Уже находясь на Лубянке, в камере, Пеньковский умолял корреспондента «Правды», приехавшего к нему, чтобы сделать материал (Пеньковский принял журналиста за работника ЦК КПСС, сказал даже: «Где-то я вас видел»), использовать его для двойной игры с американцами. «Я сделаю все, чтобы нанести соизмеримый с моим отступничеством вред американцам», – убеждал он журналиста, не зная, что информация о его аресте уже широко прошла в газетах.
Ущерб безопасности СССР он нанес просто огромный, в частности, выдал информацию о расположении наших ракет на Кубе, но поправить что-либо было уже невозможно, и Пеньковского после суда расстреляли.
Точно так же повел себя и Гордиевский – заместитель нашего резидента в Лондоне. Причем англичане довольно усердно расчищали путь Гордиевскому – вывели из игры его непосредственного руководителя, заместителя резидента, потом постарались выдворить из страны и самого резидента Аркадия Гука.
Гордиевский, который уже находился под подозрением, был вызван в Москву – якобы для оформления его в новой должности (должности резидента, естественно), а в Москве устроили так называемый дебрифинг (специальное собеседование, очень жесткое, целенаправленное, со многими ловушками) и практически раскрыли «крота».
Но поступило распоряжение сверху: дебрифинг прекратить, наружное наблюдение с Гордиевского снять, а самого полковника отправить на отдых в элитный подмосковный санаторий.
Из санатория Гордиевский сбежал и с помощью английской разведки ушел за кордон, в Финляндию.
Широко известна история предательства Резуна, работавшего в резидентуре военной разведки в Швейцарии. Вербовка его началась с того, что Резун обратился к одному издателю в Женеве с просьбой подобрать для него книги с новейшими разработками вооружения.

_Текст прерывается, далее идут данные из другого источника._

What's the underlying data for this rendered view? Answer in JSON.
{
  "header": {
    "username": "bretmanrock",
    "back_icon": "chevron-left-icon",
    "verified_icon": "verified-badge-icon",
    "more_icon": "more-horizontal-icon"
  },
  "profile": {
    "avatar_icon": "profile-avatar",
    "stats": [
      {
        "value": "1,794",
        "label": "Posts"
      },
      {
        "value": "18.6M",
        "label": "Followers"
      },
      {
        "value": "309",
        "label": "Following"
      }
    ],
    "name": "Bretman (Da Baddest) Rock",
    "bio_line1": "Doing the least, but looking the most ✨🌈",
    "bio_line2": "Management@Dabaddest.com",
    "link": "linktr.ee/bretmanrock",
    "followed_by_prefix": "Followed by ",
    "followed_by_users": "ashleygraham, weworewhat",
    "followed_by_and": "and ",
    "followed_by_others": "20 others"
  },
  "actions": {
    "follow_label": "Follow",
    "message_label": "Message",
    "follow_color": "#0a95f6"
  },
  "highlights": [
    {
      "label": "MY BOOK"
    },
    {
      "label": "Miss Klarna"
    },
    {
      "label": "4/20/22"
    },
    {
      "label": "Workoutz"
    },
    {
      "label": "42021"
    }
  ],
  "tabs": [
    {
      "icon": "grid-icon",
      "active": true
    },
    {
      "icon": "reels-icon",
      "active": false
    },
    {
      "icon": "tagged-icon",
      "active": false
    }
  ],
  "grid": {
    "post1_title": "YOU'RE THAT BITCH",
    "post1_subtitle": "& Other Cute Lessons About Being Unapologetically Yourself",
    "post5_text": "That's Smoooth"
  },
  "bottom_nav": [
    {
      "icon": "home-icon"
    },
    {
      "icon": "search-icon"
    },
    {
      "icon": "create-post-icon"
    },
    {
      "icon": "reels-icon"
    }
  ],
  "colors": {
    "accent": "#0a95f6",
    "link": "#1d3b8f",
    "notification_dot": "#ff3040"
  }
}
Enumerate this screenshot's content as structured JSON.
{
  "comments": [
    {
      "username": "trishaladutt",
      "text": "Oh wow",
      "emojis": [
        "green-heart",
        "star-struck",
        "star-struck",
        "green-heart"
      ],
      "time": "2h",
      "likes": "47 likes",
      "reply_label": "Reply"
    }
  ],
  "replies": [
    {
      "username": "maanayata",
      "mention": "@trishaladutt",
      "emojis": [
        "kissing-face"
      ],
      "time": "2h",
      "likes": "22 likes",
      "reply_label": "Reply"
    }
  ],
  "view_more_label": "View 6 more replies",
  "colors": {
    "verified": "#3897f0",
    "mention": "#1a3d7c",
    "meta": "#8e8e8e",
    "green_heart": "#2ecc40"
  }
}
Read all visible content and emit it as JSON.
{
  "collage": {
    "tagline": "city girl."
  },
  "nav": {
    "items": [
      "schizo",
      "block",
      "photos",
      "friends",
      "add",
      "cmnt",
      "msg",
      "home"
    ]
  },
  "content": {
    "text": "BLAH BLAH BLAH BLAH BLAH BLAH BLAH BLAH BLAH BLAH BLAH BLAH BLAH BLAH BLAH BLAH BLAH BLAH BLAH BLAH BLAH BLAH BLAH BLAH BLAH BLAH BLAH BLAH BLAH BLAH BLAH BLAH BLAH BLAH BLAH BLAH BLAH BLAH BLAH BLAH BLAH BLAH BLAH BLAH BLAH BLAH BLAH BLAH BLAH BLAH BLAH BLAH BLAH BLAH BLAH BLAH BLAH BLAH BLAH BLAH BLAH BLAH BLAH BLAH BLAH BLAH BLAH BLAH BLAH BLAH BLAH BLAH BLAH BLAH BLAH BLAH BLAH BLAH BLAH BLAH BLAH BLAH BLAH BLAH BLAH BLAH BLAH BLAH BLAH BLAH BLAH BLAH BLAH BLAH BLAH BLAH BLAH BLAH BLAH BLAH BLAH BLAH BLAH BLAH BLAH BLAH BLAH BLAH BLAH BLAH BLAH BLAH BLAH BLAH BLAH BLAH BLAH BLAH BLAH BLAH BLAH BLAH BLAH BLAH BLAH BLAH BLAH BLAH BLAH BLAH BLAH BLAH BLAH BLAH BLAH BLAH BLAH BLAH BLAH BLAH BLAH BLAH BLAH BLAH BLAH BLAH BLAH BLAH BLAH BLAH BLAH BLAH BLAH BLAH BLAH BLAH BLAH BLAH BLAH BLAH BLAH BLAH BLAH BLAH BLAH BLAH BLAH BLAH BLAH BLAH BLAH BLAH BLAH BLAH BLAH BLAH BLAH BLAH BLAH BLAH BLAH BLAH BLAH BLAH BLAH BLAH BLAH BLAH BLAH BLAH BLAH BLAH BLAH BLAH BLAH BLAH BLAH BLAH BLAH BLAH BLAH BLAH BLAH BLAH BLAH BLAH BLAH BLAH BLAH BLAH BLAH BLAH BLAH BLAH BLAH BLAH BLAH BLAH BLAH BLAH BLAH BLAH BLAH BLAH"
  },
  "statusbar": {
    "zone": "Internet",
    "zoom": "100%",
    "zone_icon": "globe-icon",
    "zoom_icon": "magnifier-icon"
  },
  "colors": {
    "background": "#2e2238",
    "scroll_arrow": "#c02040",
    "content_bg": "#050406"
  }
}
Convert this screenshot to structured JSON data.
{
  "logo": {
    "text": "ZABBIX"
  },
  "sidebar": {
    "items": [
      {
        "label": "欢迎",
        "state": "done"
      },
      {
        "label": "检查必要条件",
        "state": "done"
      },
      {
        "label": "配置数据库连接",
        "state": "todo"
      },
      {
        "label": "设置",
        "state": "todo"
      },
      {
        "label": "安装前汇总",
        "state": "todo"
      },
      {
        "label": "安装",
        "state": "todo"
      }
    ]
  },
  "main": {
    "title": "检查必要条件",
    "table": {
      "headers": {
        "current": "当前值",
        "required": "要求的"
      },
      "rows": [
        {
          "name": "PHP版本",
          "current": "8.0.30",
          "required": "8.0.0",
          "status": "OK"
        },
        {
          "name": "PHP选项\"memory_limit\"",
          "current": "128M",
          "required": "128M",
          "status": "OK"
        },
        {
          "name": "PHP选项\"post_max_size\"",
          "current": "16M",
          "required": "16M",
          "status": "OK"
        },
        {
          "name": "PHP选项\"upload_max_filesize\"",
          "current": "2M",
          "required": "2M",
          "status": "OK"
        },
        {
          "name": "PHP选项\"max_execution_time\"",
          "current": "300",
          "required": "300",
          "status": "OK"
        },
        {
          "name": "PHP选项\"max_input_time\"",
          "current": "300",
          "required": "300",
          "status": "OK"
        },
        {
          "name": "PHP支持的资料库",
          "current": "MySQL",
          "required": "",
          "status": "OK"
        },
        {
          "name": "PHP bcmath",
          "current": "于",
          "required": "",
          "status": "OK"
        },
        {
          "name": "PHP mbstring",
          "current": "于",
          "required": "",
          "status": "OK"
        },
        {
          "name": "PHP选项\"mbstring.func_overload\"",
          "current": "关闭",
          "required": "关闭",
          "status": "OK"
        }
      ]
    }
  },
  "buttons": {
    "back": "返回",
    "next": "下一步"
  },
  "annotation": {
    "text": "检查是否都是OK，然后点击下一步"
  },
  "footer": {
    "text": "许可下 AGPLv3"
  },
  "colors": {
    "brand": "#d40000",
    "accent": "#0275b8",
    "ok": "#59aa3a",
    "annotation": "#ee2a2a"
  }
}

Издатель оказался агентом английской разведки СИС и постарался войти в более тесный контакт с клиентом.
Это у него получилось. Резун выдал издателю характеристики последних советских танков, за что получил вознаграждение – так называемый «авторский гонорар».
После этого дело пошло к вербовке, а поскольку у Резуна при виде денег жадно загорались глаза, стало понятно, что перед вербовкой он не устоит.
В конце концов ему подсунули соблазнительную женщину – агента СИС, и дело было завершено: Резун продался окончательно.
Английская разведка работала с Резуном год – агентом он оказался плохим, не смог даже (ради повышения своего веса в ГРУ) завербовать одного иностранца, с которым были проведены предварительные действия, и он был готов к вербовке. Разочарованию англичан не было предела…
И тем не менее, когда Резун сообщил им, что находится на грани провала, его вместе с семьей вывезли в Лондон.
Ныне Резун пишет довольно плохонькие книги, рассказывает миру о «преступлениях» советской разведки, рождая одну страшилку за другой. Но все страшилки эти – обычные небылицы, которые легко высосать из пальца, было бы только желание писать. Правда, к желанию надо добавить еще и умение, а это имеется не у всех «писателей».
Вообще-то Евгению Максимовичу за время работы в СВР довелось сталкиваться с фактами прелюбопытнейшими.
Как-то ему сообщили, что в одной из европейских стран на Центр очень эффективно, грамотно работал ценный сотрудник. Информация, которую он выдавал связникам, была свежей, необходимой, всегда била в точку. И вдруг ЧП – этот ценный сотрудник прекратил работу на нас. В чем дело?
Стали выяснять, что же именно побудило секретного сотрудника принять такое серьезное решение – очень уж не хотелось терять его. Хотя в таких случаях все «связи незамедлительно замораживаются, – как писал впоследствии Примаков, – проводится многосторонний анализ всего периода сотрудничества, и “подавшее на развод” лицо исключается из агентурной сети».
Но здесь решили понять до конца, тщательно проанализировать, что же произошло, в чем причина? Причина оказалась проста: источник заявил, что «в связи с отказом России от коммунистической идеологии он не находит больше смысла продолжать работу на нашу разведку». Новая Россия – не для него.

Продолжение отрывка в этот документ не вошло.